# CHAPTER 3 - Deep Neural Networks for Time Series Forecasting the Easy Way

_pg. 31-50_
  
   
   
# PART 1 - Prepare the Data
_pg. 32-36_

## Getting the data from the internet  
This example uses data from the internet, which we need to download and clean first

In [None]:
import numpy as np
import pandas as pd
import urllib

In [None]:
# See p. 32
url = "http://ww2.amstat.org/publications/jse/datasets/COE.xls"

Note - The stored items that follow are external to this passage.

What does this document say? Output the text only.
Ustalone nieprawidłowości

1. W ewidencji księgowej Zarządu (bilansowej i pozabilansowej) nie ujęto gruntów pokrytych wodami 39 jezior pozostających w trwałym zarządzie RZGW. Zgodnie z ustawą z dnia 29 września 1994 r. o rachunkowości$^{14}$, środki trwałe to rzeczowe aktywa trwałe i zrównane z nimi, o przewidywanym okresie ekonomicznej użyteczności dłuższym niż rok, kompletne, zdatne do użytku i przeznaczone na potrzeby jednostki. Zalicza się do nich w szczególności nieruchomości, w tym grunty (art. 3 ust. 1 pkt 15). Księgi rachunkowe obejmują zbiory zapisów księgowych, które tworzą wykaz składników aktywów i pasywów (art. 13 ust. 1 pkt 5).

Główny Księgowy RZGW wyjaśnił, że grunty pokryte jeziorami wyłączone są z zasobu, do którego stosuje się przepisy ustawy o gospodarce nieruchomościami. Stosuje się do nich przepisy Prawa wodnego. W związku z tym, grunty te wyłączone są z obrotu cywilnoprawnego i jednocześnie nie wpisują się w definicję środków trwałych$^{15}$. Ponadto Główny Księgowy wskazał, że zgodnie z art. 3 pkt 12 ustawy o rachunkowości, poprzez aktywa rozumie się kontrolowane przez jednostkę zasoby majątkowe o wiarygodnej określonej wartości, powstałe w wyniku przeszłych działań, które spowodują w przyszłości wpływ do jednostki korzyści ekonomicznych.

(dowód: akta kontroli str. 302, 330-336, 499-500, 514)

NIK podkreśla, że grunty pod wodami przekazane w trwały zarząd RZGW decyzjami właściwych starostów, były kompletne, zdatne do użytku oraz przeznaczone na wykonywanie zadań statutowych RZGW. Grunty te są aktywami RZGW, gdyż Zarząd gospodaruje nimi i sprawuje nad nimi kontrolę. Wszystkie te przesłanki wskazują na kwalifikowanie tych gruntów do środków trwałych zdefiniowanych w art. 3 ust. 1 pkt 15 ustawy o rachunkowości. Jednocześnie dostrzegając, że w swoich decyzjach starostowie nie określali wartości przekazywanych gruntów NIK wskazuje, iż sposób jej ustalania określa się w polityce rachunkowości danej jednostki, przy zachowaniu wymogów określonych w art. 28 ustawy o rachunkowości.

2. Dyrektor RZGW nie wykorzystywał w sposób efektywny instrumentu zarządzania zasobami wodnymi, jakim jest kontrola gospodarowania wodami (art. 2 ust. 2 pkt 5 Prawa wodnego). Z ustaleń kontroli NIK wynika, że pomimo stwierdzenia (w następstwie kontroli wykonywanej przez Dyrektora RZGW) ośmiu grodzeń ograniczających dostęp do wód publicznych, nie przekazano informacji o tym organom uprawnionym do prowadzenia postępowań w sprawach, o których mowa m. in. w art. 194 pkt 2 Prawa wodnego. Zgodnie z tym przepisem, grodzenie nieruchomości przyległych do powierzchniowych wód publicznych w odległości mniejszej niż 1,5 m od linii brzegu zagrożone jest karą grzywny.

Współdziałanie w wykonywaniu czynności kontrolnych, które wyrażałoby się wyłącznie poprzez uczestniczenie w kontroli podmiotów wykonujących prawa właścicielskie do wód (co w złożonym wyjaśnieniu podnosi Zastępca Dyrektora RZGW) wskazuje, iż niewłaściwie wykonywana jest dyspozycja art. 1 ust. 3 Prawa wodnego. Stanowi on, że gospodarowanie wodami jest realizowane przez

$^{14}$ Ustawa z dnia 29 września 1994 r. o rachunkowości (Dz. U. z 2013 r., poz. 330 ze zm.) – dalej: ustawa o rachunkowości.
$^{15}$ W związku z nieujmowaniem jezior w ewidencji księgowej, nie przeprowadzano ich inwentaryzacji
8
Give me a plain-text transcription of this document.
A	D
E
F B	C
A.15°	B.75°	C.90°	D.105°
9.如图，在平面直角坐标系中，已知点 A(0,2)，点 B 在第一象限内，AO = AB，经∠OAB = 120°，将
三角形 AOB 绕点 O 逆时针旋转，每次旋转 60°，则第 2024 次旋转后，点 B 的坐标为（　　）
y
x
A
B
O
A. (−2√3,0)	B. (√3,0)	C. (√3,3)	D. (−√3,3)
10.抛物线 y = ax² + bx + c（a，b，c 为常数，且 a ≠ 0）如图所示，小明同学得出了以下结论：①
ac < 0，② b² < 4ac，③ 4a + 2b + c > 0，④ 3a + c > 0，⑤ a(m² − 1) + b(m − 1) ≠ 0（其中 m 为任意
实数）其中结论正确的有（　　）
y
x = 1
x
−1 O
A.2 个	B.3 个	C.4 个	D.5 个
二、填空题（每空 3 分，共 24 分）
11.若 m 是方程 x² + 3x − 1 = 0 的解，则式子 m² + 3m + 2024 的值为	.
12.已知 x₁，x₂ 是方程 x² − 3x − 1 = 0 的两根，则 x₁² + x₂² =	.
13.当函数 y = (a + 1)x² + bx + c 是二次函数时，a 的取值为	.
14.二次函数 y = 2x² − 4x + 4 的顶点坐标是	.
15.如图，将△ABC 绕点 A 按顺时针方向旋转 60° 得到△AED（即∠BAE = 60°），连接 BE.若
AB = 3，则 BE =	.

# !!! You need to update this location
loc = "/home/ubuntu/CSU/Notebooks/csu-2017/COE.xls"
urllib.urlretrieve(url, loc)

## Cleaning Up Downloaded Spreadsheet Files

In [None]:
Excel_file = pd.ExcelFile(loc)

## Worksheet Names

In [None]:
print Excel_file.sheet_names

In [None]:
spreadsheet = Excel_file.parse('COE data')
print spreadsheet.info()

In [None]:
data = spreadsheet['COE$']

## View `data` Values

In [None]:
print data.head()

## Adjusting Data

There are some errors in the data below, can you find them?

In [None]:
print spreadsheet['DATE'][193:204]

Use the following to fix the year errors...

In [None]:
spreadsheet.set_value(194, 'DATE', '2004-02-15')
spreadsheet.set_value(198, 'DATE', '2004-04-15')
spreadsheet.set_value(202, 'DATE', '2004-06-15')
print spreadsheet['DATE'][193:204]

## Saving the Data

As shown in the book, we can save the data for later use with the following code as a comma separated values `.csv` file.

In [None]:
# !!! You need to update this location
loc = "/home/ubuntu/CSU/Notebooks/csu-2017/COE.csv"
spreadsheet.to_csv(loc)

## Vizualizing the Data

Let's recreate Figure 3.1 from page 32.

This will give us a better intuition of the observed data, and then later we will have something to compare with our predictions.

In [None]:
%matplotlib inline
import matplotlib
import matplotlib.pyplot as plt
matplotlib.style.use('ggplot')
plt.rcParams['figure.figsize'] = (8,6)

# Observed data
time = spreadsheet['DATE'].tolist()
price = data.tolist()

plt.plot(time, price, "-", label="COE Price", color="darkblue", linewidth='0.5')
plt.title("Figure 3.1: Certificate of Entitlement Price")
plt.xlabel("Date")
plt.ylabel("Singaporean dollars")
plt.legend()
plt.show()

# PART 2
_pg. 39-42_
## How to Scale the Input Attributes

In [None]:
from sklearn import preprocessing
x = data
scaler = preprocessing.MinMaxScaler(feature_range=(0,1))

In [None]:
print scaler

In [None]:
print type(x)

In [None]:
x = np.array(x).reshape(-1,1)
# NUMPY
# Why did we use -1 here?

In [None]:
print type(x)

## Log Transform

Here the author is transforming the data because as he says "it helps" with this specific set of data, __however__ this is __NOT__ a generally applicable statement.

In [None]:
x = np.log(x)
x[0:5]

## Scale `x`

In [None]:
x = scaler.fit_transform(x)

In [None]:
x = x.reshape(-1)
print x.shape

In [None]:
print np.min(x)

In [None]:
print np.max(x)

# PART 3
_pg. 42-49_

## Working with `statsmodels` Library

In [None]:
from statsmodels.tsa.stattools import pacf

In [None]:
x_pacf = pacf(x, nlags=5, method='ols')

In [None]:
print x_pacf

## Import `nnet_ts`

This example from the book uses the `theano` backend for `keras`, but this is not important.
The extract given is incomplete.